Around 2012, agitation for a separate state of Biafra in Nigeria’s southeast reignited and has further intensified since Buhari came to office in 2015. The most radical group leading this movement is the Indigenous People of Biafra (IPOB). Its leader Nnamdi Kanu went missing after soldiers raided his home in September 2017. He resurfaced over a year later in Israel.
Since Kanu’s reappearance, IPOB has renewed calls for supporters to boycott and disrupt the 2019 elections unless the government calls a referendum on independence. Another pro-Biafran group, the Biafra Zionist Federation (BZF), has also threatened elections. IPOB activists tried to disrupt the Anambra state governorship elections in November 2017. Their tactics included using hate speech, rumours and threats. They texted people with slogans such “If You Vote You Will Die”. The action, however, was only partially successful.
The influence of separatists, however, should not be discounted. Even if activists do not physically inhibit the vote, they may engender voter apathy. The South East zone has the lowest number of registered voters in country (accounting for just 12.04% of the population) and consistently low turnout. In 2015, just 39% of eligible voters turned out.
Political thugs and cultists
There are over twenty influential criminal gangs currently operating in Nigeria.
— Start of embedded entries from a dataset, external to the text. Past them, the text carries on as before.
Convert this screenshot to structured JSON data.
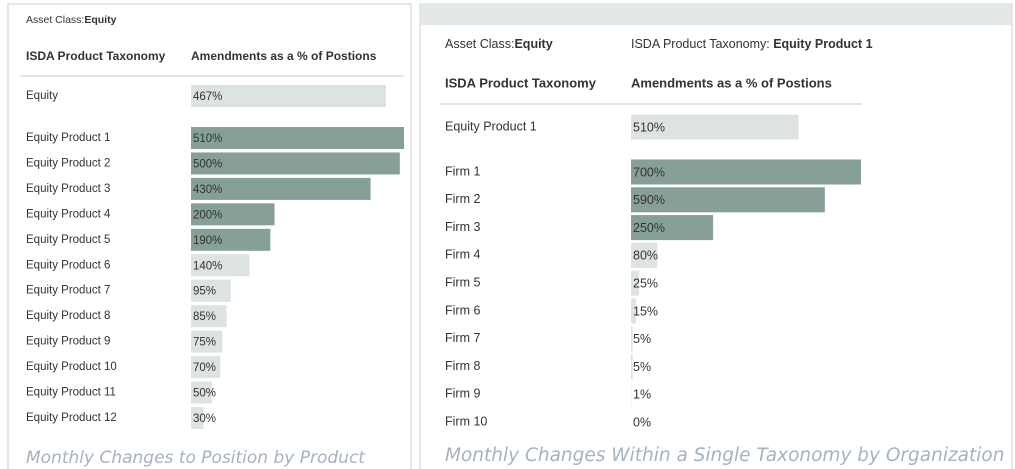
{
  "chart_data": [
    {
      "type": "bar",
      "orientation": "horizontal",
      "asset_class_label": "Asset Class:",
      "asset_class": "Equity",
      "column_headers": [
        "ISDA Product Taxonomy",
        "Amendments as a % of Postions"
      ],
      "total_category": "Equity",
      "total_value": 467,
      "total_value_label": "467%",
      "total_color": "#dde3e0",
      "categories": [
        "Equity Product 1",
        "Equity Product 2",
        "Equity Product 3",
        "Equity Product 4",
        "Equity Product 5",
        "Equity Product 6",
        "Equity Product 7",
        "Equity Product 8",
        "Equity Product 9",
        "Equity Product 10",
        "Equity Product 11",
        "Equity Product 12"
      ],
      "values": [
        510,
        500,
        430,
        200,
        190,
        140,
        95,
        85,
        75,
        70,
        50,
        30
      ],
      "value_labels": [
        "510%",
        "500%",
        "430%",
        "200%",
        "190%",
        "140%",
        "95%",
        "85%",
        "75%",
        "70%",
        "50%",
        "30%"
      ],
      "colors": [
        "#86a095",
        "#86a095",
        "#86a095",
        "#86a095",
        "#86a095",
        "#dde3e0",
        "#dde3e0",
        "#dde3e0",
        "#dde3e0",
        "#dde3e0",
        "#dde3e0",
        "#dde3e0"
      ],
      "xlim": [
        0,
        510
      ],
      "caption": "Monthly Changes to Position by Product"
    },
    {
      "type": "bar",
      "orientation": "horizontal",
      "asset_class_label": "Asset Class:",
      "asset_class": "Equity",
      "filter_label": "ISDA Product Taxonomy: ",
      "filter": "Equity Product 1",
      "column_headers": [
        "ISDA Product Taxonomy",
        "Amendments as a % of Postions"
      ],
      "total_category": "Equity Product 1",
      "total_value": 510,
      "total_value_label": "510%",
      "total_color": "#dde3e0",
      "categories": [
        "Firm 1",
        "Firm 2",
        "Firm 3",
        "Firm 4",
        "Firm 5",
        "Firm 6",
        "Firm 7",
        "Firm 8",
        "Firm 9",
        "Firm 10"
      ],
      "values": [
        700,
        590,
        250,
        80,
        25,
        15,
        5,
        5,
        1,
        0
      ],
      "value_labels": [
        "700%",
        "590%",
        "250%",
        "80%",
        "25%",
        "15%",
        "5%",
        "5%",
        "1%",
        "0%"
      ],
      "colors": [
        "#86a095",
        "#86a095",
        "#86a095",
        "#dde3e0",
        "#dde3e0",
        "#dde3e0",
        "#dde3e0",
        "#dde3e0",
        "#dde3e0",
        "#dde3e0"
      ],
      "xlim": [
        0,
        700
      ],
      "caption": "Monthly Changes Within a Single Taxonomy by Organization"
    }
  ]
}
Many of these groups have been co-opted by politicians who are using them to conduct assassinations, kidnappings, assaults and intimidation against voters, election officials and opponents. In a by-election for the House of Representatives vacancy in Koton Karfe this August, for example, two people were killed by suspected political thugs. Cults are also operating as hired hands around the elections.
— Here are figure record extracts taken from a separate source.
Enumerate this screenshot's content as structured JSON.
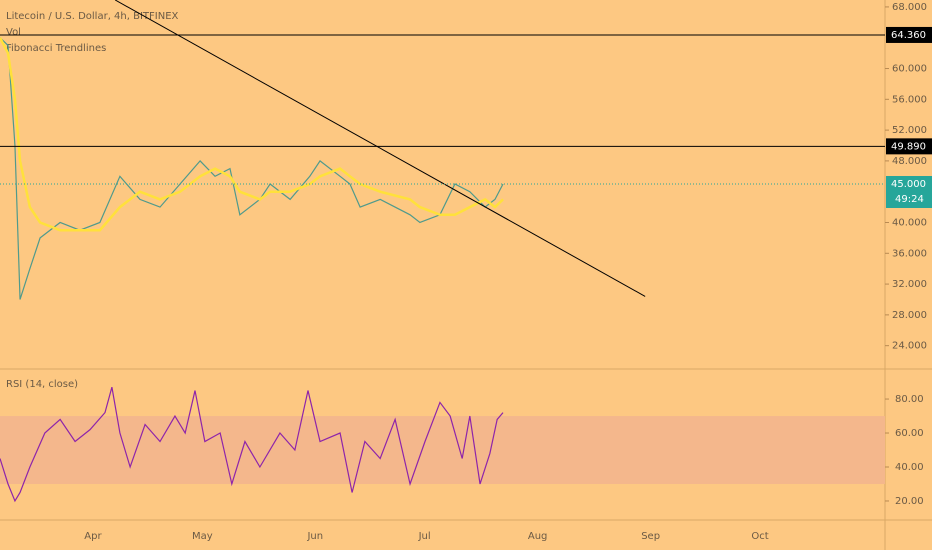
{
  "chart_data": {
    "type": "line",
    "title": "Litecoin / U.S. Dollar, 4h, BITFINEX",
    "indicators": [
      "Vol",
      "Fibonacci Trendlines"
    ],
    "rsi_title": "RSI (14, close)",
    "xlim": [
      65.5,
      308.3
    ],
    "xticks": [
      {
        "value": 91,
        "label": "Apr"
      },
      {
        "value": 121,
        "label": "May"
      },
      {
        "value": 152,
        "label": "Jun"
      },
      {
        "value": 182,
        "label": "Jul"
      },
      {
        "value": 213,
        "label": "Aug"
      },
      {
        "value": 244,
        "label": "Sep"
      },
      {
        "value": 274,
        "label": "Oct"
      }
    ],
    "ylim": [
      21.1,
      68.9
    ],
    "yticks": [
      {
        "value": 68,
        "label": "68.000"
      },
      {
        "value": 60,
        "label": "60.000"
      },
      {
        "value": 56,
        "label": "56.000"
      },
      {
        "value": 52,
        "label": "52.000"
      },
      {
        "value": 48,
        "label": "48.000"
      },
      {
        "value": 40,
        "label": "40.000"
      },
      {
        "value": 36,
        "label": "36.000"
      },
      {
        "value": 32,
        "label": "32.000"
      },
      {
        "value": 28,
        "label": "28.000"
      },
      {
        "value": 24,
        "label": "24.000"
      }
    ],
    "x": [
      65.5,
      67.7,
      69.6,
      71,
      73.7,
      76.5,
      82,
      87.4,
      92.9,
      98.4,
      103.9,
      109.4,
      114.9,
      120.4,
      124.5,
      128.6,
      131.3,
      136.8,
      139.6,
      145.1,
      150.5,
      153.3,
      158.8,
      161.5,
      164.3,
      169.8,
      178,
      180.7,
      186.2,
      190.3,
      194.4,
      198.6,
      201.3,
      203.5
    ],
    "series": [
      {
        "color": "#4f9a8c",
        "values": [
          64,
          63,
          50,
          30,
          34,
          38,
          40,
          39,
          40,
          46,
          43,
          42,
          45,
          48,
          46,
          47,
          41,
          43,
          45,
          43,
          46,
          48,
          46,
          45,
          42,
          43,
          41,
          40,
          41,
          45,
          44,
          42,
          43,
          45
        ]
      },
      {
        "color": "#ffe13b",
        "values": [
          64,
          62,
          56,
          48,
          42,
          40,
          39,
          39,
          39,
          42,
          44,
          43,
          44,
          46,
          47,
          46,
          44,
          43,
          44,
          44,
          45,
          46,
          47,
          46,
          45,
          44,
          43,
          42,
          41,
          41,
          42,
          43,
          42,
          43
        ]
      }
    ],
    "trendline": {
      "x": [
        97.1,
        242.5
      ],
      "values": [
        68.9,
        30.4
      ],
      "color": "#000000"
    },
    "price_lines": [
      {
        "value": 64.36,
        "label": "64.360"
      },
      {
        "value": 49.89,
        "label": "49.890"
      }
    ],
    "last_price": {
      "value": 45,
      "label": "45.000",
      "countdown": "49:24",
      "color": "#26a69a"
    },
    "rsi": {
      "color": "#8e24aa",
      "ylim": [
        8.8,
        97.1
      ],
      "band": [
        30,
        70
      ],
      "yticks": [
        {
          "value": 80,
          "label": "80.00"
        },
        {
          "value": 60,
          "label": "60.00"
        },
        {
          "value": 40,
          "label": "40.00"
        },
        {
          "value": 20,
          "label": "20.00"
        }
      ],
      "x": [
        65.5,
        67.7,
        69.6,
        71,
        73.7,
        77.8,
        82,
        86.1,
        90.2,
        94.3,
        96.2,
        98.4,
        101.2,
        105.3,
        109.4,
        113.5,
        116.3,
        119,
        121.7,
        125.9,
        129.1,
        132.7,
        136.8,
        142.3,
        146.4,
        150,
        153.3,
        158.8,
        162.1,
        165.6,
        169.8,
        173.9,
        178,
        182.1,
        186.2,
        189,
        192.3,
        194.4,
        197.2,
        199.9,
        201.9,
        203.5
      ],
      "values": [
        45,
        30,
        20,
        25,
        40,
        60,
        68,
        55,
        62,
        72,
        87,
        60,
        40,
        65,
        55,
        70,
        60,
        85,
        55,
        60,
        30,
        55,
        40,
        60,
        50,
        85,
        55,
        60,
        25,
        55,
        45,
        68,
        30,
        55,
        78,
        70,
        45,
        70,
        30,
        48,
        68,
        72
      ]
    }
  }
}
These groups are working with political figures to intimidate citizens and rig votes, particularly in the South South zone. In 2015, the Bayelsa governorship election was declared inconclusive due to violence in Southern Ijaw. Despite the deployment of soldiers, the vote was marred by ballot box snatching, hostage-taking of electoral officials, and other forms of violence. There is a significant risk that these problems will disrupt elections in the South South again.
Partisanship among the security forces
Cutting across all these myriad concerns is the role of Nigeria’s security forces. It is these agencies that are tasked with addressing the nation’s safety, but many are concerned that they have become increasingly partisan. There are fears that state forces will deliberately fail to provide security to INEC officials or only selectively deploy agents to opposition strongholds.
The APC administration’s attempts to dismiss these allegations of bias were undermined recently when army chiefs were seen at President Buhari’s campaign launch. Presidential spokesperson Garba Shehu claimed that the military leaders had attended under the mistaken assumption it was to be a non-political event celebrating the government’s achievements.
Fears of partisanship among security forces were also raised around the Osun governorship election this September. Observer groups, including the Centre for Democracy and Development (CDD), reported widespread misconduct by security agencies, including the intimidation of journalists, observers and voters. The army and police takeover of the Akwa Ibom State House of Assembly in November and Bayelsa state’s hiring and firing of eight different commissioners of police in three months have also created concerns.
The partisanship of security agencies is the most potent of all the threats to the 2019 general elections.